TOXIC PRODUCTIVITY: Saat Produktivitas Berdampak Negatif

Source: https://www.freepik.com/free-vector/overwhelmed-people-illustration

“Toxic productivity” pasti sudah bukan sesuatu yang terdengar asing lagi bagi kita. Kita pasti sering melihat orang-orang yang terus berada di depan layar, mengerjakan dan menyelesaikan pekerjaan mereka, bahkan beberapa dari mereka diharuskan untuk selalu “aktif”. Tapi sebenarnya, apa itu Toxic Productivity?. Dr. Julie Smith, seorang psikolog klinis dari Hampshire, Inggris menyatakan bahwa Toxic Productivity merupakan sebuah obsesi yang dimiliki oleh seseorang untuk mengembangkan dirinya dan merasa bersalah apabila tidak bisa melakukan banyak hal. 

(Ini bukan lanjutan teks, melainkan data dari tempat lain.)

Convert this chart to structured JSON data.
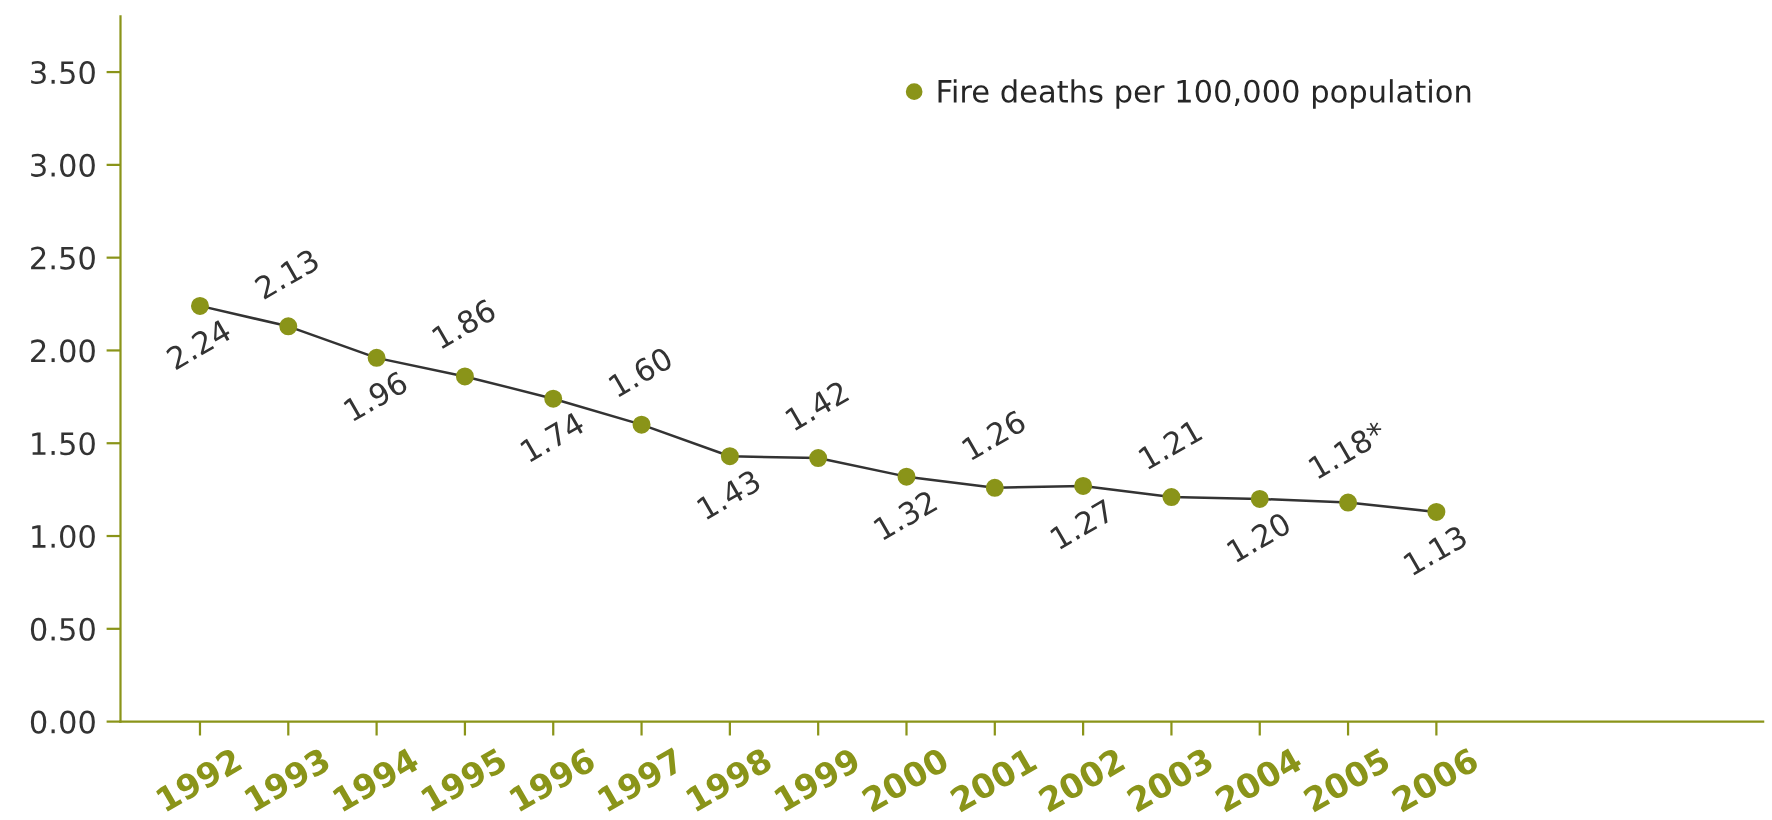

Saat ini produktivitas sering kali menjadi tolak ukur keberhasilan seseorang dalam pekerjaan. Toxic Productivity menjadi sangat marak terjadi di era digital karena kemampuan teknologi untuk membuat individu selalu terhubung dengan pekerjaannya bahkan di luar jam kerja. Tekanan yang didapatkan dari lingkungan sekitar juga tak jarang menjadi faktor penyebab seseorang untuk terus menerus mendorong diri agar bisa menjadi individu yang produktif dan terlihat sibuk. Namun, tanpa disadari hal tersebut yang membuat seseorang terjebak ke dalam Toxic Productivity hingga bisa menjadi bumerang bagi diri sendiri karena mengorbankan beberapa hal seperti kesehatan fisik dan mental.

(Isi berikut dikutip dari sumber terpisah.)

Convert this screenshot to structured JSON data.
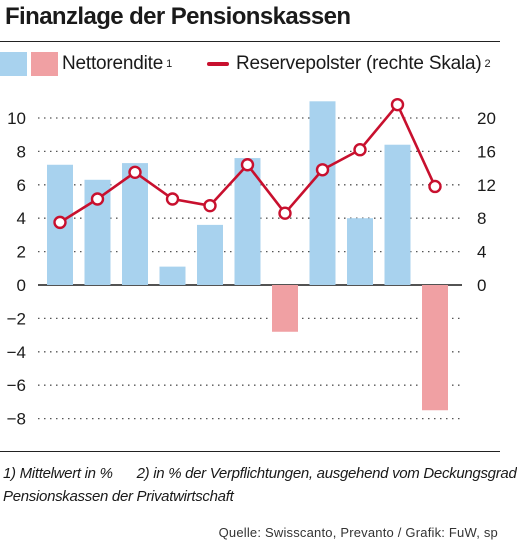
{
  "title": "Finanzlage der Pensionskassen",
  "legend": {
    "net_return": {
      "label": "Nettorendite",
      "marker": "1"
    },
    "reserve": {
      "label": "Reservepolster (rechte Skala)",
      "marker": "2"
    }
  },
  "footnotes": {
    "note1": "1) Mittelwert in %",
    "note2": "2) in % der Verpflichtungen, ausgehend vom Deckungsgrad",
    "note3": "Pensionskassen der Privatwirtschaft"
  },
  "source": "Quelle: Swisscanto, Prevanto / Grafik: FuW, sp",
  "colors": {
    "bar_positive": "#a8d2ee",
    "bar_negative": "#f0a0a3",
    "line": "#c8102e",
    "grid": "#555555"
  },
  "chart_data": {
    "type": "bar",
    "categories": [
      "",
      "",
      "",
      "",
      "",
      "",
      "",
      "",
      "",
      "",
      ""
    ],
    "series": [
      {
        "name": "Nettorendite",
        "axis": "left",
        "type": "bar",
        "values": [
          7.2,
          6.3,
          7.3,
          1.1,
          3.6,
          7.6,
          -2.8,
          11.0,
          4.0,
          8.4,
          -7.5
        ]
      },
      {
        "name": "Reservepolster (rechte Skala)",
        "axis": "right",
        "type": "line",
        "values": [
          7.5,
          10.3,
          13.5,
          10.3,
          9.5,
          14.4,
          8.6,
          13.8,
          16.2,
          21.6,
          11.8
        ]
      }
    ],
    "y_left": {
      "min": -8,
      "max": 10,
      "ticks": [
        10,
        8,
        6,
        4,
        2,
        0,
        -2,
        -4,
        -6,
        -8
      ],
      "tick_labels": [
        "10",
        "8",
        "6",
        "4",
        "2",
        "0",
        "−2",
        "−4",
        "−6",
        "−8"
      ]
    },
    "y_right": {
      "min": -16,
      "max": 20,
      "ticks": [
        20,
        16,
        12,
        8,
        4,
        0
      ],
      "tick_labels": [
        "20",
        "16",
        "12",
        "8",
        "4",
        "0"
      ]
    },
    "grid": true,
    "legend_position": "top"
  }
}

Toxic Productivity ini berbeda dengan “Productive”, Toxic Productivity ditandai dengan obsesi yang dimiliki oleh seseorang terhadap pekerjaan hingga menimbulkan perasaan bersalah apabila individu tersebut tidak melakukan sesuatu atau berada dalam mode kerja. Mereka yang terjebak dalam Toxic Productivity tidak akan pernah merasa cukup dan terus memaksa dan menuntut dirinya untuk bekerja hingga cenderung melampaui batas kemampuan diri sendiri. Padahal, perlu adanya keseimbangan antara pekerjaan dan kehidupan. 

Toxic Productivity sudah pasti berdampak negatif terhadap kesehatan fisik dan mental karena orang-orang yang terjebak dalam Toxic Productivity seringkali mengabaikan pola makan, pola tidur, hingga waktu untuk diri sendiri. Mereka tidak akan punya waktu untuk menikmati aktivitas karena perasaan cemas dan takut yang terus menghantui mereka hingga berujung pada burnout akibat terlalu lelah baik secara fisik maupun emosional. Selain itu, Toxic Productivity juga bisa merusak hubungan sosial dengan keluarga, teman, ataupun pasangan karena terlalu fokus dengan pekerjaan dan mengabaikan lingkungan sekitarnya. 

Jadi, bagaimana sih cara terbaik untuk menghindari diri dari Toxic Productivity?

  1. Mengubah mindset yang dimiliki. Ingatlah bahwa proses yang dimiliki setiap orang berbeda dan jangan terus menerus memaksa diri untuk menjadi produktif hingga melampaui batas kemampuan diri sendiri. Jika dibutuhkan, mintalah bantuan kepada orang lain.
  2. Prioritaskan kesehatan fisik dan mental. Produktivitas yang berlebihan justru akan merusak sesuatu yang menjadi investasi jangka panjang kita. Perhatikan pola makan, beristirahatlah yang cukup, berolahraga, dan luangkan waktu untuk diri sendiri serta orang-orang di sekitar kita tanpa terganggu oleh pekerjaan. 

Tidak ada salahnya menjadi seseorang yang produktif. Tetapi, memaksakan diri untuk terus menerus menjadi produktif dapat berdampak negatif sehingga penting bagi kita untuk menyadari apakah yang kita lakukan merupakan sesuatu yang produktif atau malah menjadi sesuatu yang toxic. Ingatlah untuk Work-Life Balance”.